Ubisoft büyük bir firma. 20 bine varan çalışan sayısı ile her sene birden fazla AAA oyunu birçok platforma aynı anda çıkartmak büyük bir iş. Guillemot [Gimö] kardeşler tarafından 38 sene önce kurulan Fransız firmasının yıllar boyunca bu şekilde devam etmesi aslında bir istikrar belirtisi. Ancak firmanın son birkaç yıldır geriye doğru saydığı da ortada. Öyle ki şirketin hisseleri son 10 yılın en kötüsüne geriledi. Özellikle son 12 ayda yaşanan %50'lik değer kaybı artık hissedarları da kırmızı alarma sokmuş durumda.
Perşembenin gelişi çarşambadan bellidir derler ya hani, bu çöküşün sanrıları da belli bir süredir ortadaydı aslında. Gelin bu sanrılara alt başlıklar halinde bakalım ve 38 yıllık devin neden bu hale geldiğini anlamaya çalışalım.
"Bekleneni Karşılayamadı"
Ubisoft'un bu meşhur açıklaması aslında ortaya çıkardığı ürünlerinin kötü olduğunu imâ etmiyor. Her halka açık şirket gibi Ubisoft da onların deyimiyle bir "proje" tasarlarken bir kâr hedefi koyup bunu hisse sahipleriyle paylaşıyor. Ortaya çıkan sonuç istenenin altında kalınca da firma bu projeyi "başarısız" olarak etiketleyip kendi içlerinde düzenledikleri "Nerede hata yaptık" toplantısı sonrası o defteri kapatıyor. Elbette bu toplantı notları arasında bazı oyunlar için "vasat kalite" gibi çıkarımlar yapılmıştır ama Prince of Persia The Lost Crown, Mario + Rabbids Sparks Of Hope gibi çoğunluk tarafından övgüyle bahsedilen oyunlar için durum öyle değil. Ubisoft her çıkarımı paylaşmasa da mesela Mario + Rabbids için "Yeni Nintendo Switch'i beklemeliydik" demişti.
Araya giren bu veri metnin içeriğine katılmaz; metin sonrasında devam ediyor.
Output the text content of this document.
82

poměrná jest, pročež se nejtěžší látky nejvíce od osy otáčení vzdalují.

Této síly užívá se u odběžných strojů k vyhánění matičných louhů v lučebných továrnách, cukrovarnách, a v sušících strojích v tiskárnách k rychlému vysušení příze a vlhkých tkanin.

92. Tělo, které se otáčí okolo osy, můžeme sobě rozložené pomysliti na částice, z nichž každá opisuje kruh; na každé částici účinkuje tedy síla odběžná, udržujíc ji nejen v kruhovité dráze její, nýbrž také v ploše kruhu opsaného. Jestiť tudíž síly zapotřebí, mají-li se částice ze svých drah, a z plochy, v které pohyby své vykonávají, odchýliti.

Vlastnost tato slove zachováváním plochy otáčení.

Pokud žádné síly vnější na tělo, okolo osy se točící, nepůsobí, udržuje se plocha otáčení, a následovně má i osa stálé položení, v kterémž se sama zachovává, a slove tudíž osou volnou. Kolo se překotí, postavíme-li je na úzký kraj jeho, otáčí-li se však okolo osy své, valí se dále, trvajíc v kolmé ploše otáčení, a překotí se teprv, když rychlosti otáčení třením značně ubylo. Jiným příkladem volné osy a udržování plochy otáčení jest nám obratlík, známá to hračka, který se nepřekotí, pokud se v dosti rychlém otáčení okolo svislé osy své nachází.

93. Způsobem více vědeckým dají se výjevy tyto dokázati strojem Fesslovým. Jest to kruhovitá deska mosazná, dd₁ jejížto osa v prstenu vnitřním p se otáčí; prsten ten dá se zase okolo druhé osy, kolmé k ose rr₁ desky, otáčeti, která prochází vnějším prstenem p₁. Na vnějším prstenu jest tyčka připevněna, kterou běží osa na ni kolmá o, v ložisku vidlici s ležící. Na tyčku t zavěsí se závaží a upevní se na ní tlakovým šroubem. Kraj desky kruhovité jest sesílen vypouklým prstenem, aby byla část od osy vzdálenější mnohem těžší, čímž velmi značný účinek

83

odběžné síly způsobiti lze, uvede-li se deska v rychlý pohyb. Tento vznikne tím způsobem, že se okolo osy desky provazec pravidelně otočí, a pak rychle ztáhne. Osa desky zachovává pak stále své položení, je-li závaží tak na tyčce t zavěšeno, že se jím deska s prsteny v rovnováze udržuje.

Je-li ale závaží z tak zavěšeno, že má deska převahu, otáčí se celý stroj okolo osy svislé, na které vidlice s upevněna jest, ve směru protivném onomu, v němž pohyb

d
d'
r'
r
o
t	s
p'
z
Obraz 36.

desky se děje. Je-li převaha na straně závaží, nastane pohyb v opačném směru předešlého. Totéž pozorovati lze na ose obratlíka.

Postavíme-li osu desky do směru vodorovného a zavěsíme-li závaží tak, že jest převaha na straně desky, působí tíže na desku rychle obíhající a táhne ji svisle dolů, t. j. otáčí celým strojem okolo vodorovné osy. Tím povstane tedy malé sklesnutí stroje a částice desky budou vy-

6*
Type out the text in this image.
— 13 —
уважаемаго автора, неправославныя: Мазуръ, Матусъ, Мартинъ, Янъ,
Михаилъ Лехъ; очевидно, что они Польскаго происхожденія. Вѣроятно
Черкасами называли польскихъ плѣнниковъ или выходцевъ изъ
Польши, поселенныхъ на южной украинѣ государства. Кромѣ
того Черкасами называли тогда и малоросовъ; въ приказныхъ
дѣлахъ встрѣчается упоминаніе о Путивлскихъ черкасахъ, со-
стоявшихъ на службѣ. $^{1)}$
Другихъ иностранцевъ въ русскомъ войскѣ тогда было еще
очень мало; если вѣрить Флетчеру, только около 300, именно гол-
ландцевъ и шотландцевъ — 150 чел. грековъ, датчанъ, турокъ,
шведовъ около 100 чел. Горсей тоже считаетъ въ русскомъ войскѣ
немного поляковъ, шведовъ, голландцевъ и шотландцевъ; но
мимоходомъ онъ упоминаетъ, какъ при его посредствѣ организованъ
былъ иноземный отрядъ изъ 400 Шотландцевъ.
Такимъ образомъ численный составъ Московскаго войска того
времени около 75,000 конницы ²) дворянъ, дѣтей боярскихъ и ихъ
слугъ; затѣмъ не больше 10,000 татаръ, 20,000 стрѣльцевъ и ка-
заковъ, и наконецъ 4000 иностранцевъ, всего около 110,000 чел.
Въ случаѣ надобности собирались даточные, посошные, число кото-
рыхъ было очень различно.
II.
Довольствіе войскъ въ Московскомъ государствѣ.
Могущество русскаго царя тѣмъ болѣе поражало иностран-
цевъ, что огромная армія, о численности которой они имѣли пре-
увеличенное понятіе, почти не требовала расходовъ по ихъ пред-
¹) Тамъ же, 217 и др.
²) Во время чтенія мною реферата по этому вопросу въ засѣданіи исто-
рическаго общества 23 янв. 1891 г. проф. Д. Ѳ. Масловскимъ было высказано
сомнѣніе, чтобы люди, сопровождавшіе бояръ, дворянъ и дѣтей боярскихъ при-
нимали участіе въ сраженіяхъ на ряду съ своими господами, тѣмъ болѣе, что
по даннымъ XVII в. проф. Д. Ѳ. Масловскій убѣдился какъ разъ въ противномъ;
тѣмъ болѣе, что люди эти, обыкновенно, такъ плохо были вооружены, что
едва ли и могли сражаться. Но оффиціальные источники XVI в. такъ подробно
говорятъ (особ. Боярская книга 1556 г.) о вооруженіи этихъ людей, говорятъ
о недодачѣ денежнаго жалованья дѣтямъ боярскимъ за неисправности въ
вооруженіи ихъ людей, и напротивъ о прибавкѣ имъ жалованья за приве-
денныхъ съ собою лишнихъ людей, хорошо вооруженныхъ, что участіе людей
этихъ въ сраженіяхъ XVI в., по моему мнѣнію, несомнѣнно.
İşler asıl burada ilginçleşmeye başlıyor. Bu kadar çok "bekleneni karşılayamayan" oyun sonrası firmanın ısrarla aynı oyunları yapması artık oyuncular arasında da şirketin adının 9'a çıkmasına sebebiyet verdi. Son zamanlardan örnek verirsek Avatar: Frontiers of Pandora, Far Cry 6, artık etiket olmuş "Ubisoft formülüne" (30+ saatlik, birbirinin aynısı yan görevlere sahip açık dünya oyunları) sahipler ve firma içinde başarısız projeler olarak yer ettiler. Oğuz'un incelemesinde "Star Wars hayranları için çok güzel detaylar barındırıyor" dediği, içinde farklı bir şeylerin denendiği, koskoca Star Wars markasını taşıyan oyun bile beklenenin altında kaldıysa şirket adını pek de kolay temize çıkaramayacak demektir.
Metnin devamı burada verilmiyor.